For Immediate Release
Contact: Natalia Pérez Santos
Email: NPerezSantos@afscme.org

AFSCME Launches Ads for State and Local Aid: ‘Strong Public Services’ Needed to Beat Pandemic, Re-Open Economy

“Front-Line Fighters” and “Public Service Army” launch major ad campaign in states and DC as senators return

Ads come amid huge public support and growing bipartisan calls for state and local aid as front-line health care, education, sanitation, corrections and other public services on verge of being gutted

The American Federation of State, County and Municipal Employees (AFSCME) today launched two ads urging Congress and President Donald Trump to approve desperately needed state and local aid to keep front-line public service workers on the job to fight the pandemic and reopen the economy. The ads are part of the 1.4 million-member union’s “Fund the Front Lines” campaign and will run on cable and digitally.

“Front-line health care workers, corrections officers, home and child care providers, sanitation workers and other public service workers put their lives on the line every day to save ours. America refuses to thank them with pink slips,” said AFSCME President Lee Saunders. “Public service workers and the services they provide are essential to beating this pandemic and opening the economy.”

The ads, titled “Front-Line Fighters” and “Public Service Army,” will begin running in key states and the District of Columbia as senators return to the nation’s capital to debate the next COVID-19 response legislation. State and local budgets have been decimated by the pandemic, and many have already announced furloughs and layoffs of front-line public service workers – the very people responsible for fighting the virus and reopening our economy.

What is State and Local Aid?

According to polling, huge majorities of Americans support federal aid to close state and local budget shortfalls, a key piece of the next COVID-19 response legislation. Without it, states and localities, which are not allowed to run deficits, would have to lay off hundreds of thousands of front-line public service workers.

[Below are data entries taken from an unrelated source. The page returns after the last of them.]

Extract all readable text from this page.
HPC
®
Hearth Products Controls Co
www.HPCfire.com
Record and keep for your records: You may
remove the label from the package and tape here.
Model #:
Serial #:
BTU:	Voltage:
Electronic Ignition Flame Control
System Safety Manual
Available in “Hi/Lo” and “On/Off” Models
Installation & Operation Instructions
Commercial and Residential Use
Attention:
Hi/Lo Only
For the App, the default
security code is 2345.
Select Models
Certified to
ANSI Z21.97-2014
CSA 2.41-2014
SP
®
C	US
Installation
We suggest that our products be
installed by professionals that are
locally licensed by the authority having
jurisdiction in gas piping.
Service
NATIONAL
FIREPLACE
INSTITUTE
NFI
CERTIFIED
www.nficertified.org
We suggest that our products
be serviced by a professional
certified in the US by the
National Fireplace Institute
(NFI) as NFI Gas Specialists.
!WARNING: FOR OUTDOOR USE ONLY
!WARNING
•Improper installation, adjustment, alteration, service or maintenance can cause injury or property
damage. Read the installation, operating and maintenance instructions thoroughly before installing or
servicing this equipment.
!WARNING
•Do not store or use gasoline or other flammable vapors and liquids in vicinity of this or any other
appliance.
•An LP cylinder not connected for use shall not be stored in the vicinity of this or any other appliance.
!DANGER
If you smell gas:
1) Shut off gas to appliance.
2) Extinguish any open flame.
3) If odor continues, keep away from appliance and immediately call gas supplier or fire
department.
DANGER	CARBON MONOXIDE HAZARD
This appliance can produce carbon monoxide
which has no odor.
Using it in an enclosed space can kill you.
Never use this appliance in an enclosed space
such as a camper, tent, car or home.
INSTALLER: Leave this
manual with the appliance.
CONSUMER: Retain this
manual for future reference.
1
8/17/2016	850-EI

Taxpayers in large and small communities across America would see services such as health care, emergency response, public safety, education, corrections, home and child care, sanitation, water treatment and other essential services gutted unless Congress and the president act.

“Does anyone’s idea of a reopened America mean permanently overwhelmed hospitals, overcrowded classrooms, trash in the streets and dirty water coming out of the tap?” Saunders asked. “The public service cuts communities made after the Great Recession are one reason we are in the mess we are in today in fighting this pandemic. We must learn the mistakes of austerity and not repeat them.”

Growing Bipartisan Calls for State and Local Aid

Bipartisan calls for investing in public services are reaching a fevered pitch – from mayors to governors to senators. The National Governors Association (NGA), led by Gov. Larry Hogan (R-Md.) and Gov. Andrew Cuomo (D-N.Y.), have aggressively called for state and local aid.

In addition, the NGA has joined the bipartisan Council of State Governments, National Conference of State Legislatures, National Association of Counties, National league of Cities, the U.S. Conference of Mayors, and the International City/County Management Association – the so-called “Big 7” – in issuing a joint statement. It said that “a full recovery from the crisis is dependent on ‘robust, flexible assistance’ directly to states and local governments of all sizes.”

Moreover, a March letter signed by 21 Republican governors – including Govs. Doug Ducey (R-Ariz.), Mike Parson (R-Mo.), Mike DeWine (R-Ohio), Gary Herbert (R-Utah), and Bill Lee (R-Tenn.) – also called for “direct assistance from Congress.” “Injecting states with resources would give governors the ability to respond to the unique needs of each state with the speed and flexibility that is required to respond to this monumental challenge,” they wrote.

And the Ohio Mayors Alliance, a bipartisan group of 26 mayors from the Buckeye State, is just one example of state-specific local officials joining the request for state and local aid from Congress and the president. “[Our] economic recovery will be slower than molasses if Ohio cities have to spend the next five years cutting services and increasing taxes to make up for this sharp drop in revenues,” said Lancaster Mayor David Scheffler, a Republican. “By providing fiscal relief now for state and local governments, we will have a quicker economic recovery when the public health crisis subsides.”